In other news, a team of Italian mathematicians found that novel math could bring machine learning to the next level—allowing artificial vision machines to learn to recognize complex images more quickly. Also, a team with members from Stanford University, the University of Cambridge and Imperial College London, found that a vintage film showed the Thwaites Glacier ice shelf melting faster than previously observed—after digitizing the data from the 1970s-era film, they were able to compare the size of the shelf with its present size. And an international team found a way to observe a physics phenomenon for the first time—called the non-Abelian Aharonov-Bohm Effect, it involves optical waves, synthetic magnetic fields and time reversal. Also, a team at the University of Texas Southwestern claimed they had uncloaked one of nature's deepest secrets—how heart muscle regenerates.
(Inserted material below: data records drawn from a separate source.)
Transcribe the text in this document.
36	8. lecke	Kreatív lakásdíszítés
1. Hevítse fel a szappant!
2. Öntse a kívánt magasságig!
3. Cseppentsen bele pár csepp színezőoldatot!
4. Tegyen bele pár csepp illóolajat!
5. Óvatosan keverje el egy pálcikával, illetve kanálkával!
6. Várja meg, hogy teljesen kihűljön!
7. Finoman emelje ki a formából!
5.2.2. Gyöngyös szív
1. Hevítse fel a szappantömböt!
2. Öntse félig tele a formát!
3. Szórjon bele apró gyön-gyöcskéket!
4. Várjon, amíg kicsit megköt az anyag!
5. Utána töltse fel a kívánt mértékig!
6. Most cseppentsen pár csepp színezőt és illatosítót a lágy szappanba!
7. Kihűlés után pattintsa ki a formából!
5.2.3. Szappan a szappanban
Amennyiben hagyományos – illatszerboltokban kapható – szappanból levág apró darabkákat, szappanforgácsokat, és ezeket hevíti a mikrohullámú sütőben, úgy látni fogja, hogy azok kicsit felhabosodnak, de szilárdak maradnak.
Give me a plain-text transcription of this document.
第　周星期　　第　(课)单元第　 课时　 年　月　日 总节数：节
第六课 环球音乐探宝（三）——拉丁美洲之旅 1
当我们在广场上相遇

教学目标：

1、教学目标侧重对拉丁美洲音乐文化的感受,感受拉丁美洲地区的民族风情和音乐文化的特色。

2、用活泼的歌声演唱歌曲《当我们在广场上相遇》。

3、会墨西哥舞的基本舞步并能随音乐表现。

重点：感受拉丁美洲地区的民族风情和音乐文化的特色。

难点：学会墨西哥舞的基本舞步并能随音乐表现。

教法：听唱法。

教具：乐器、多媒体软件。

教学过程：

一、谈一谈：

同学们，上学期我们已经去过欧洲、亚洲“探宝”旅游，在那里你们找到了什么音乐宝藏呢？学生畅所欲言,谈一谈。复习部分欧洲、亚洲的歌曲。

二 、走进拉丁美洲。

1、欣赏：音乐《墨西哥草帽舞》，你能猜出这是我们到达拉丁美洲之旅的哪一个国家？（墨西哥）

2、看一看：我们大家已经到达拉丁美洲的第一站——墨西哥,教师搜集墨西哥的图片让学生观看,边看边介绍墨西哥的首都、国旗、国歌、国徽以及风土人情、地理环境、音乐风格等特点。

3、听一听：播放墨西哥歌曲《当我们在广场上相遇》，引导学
And a team led by groups at the University of Bristol and MIT announced that they had solved the Sum-Of-Three-Cubes problem for 42—using a real life planetary computer reminiscent of "Deep Thought" of The Hitchhiker's Guide to the Galaxy fame.
And finally, if you are one of the millions of people around the world who exercise regularly to keep in shape, you might want to take note of the results found by an international team of researchers—that mouthwash use could inhibit the benefits of exercise.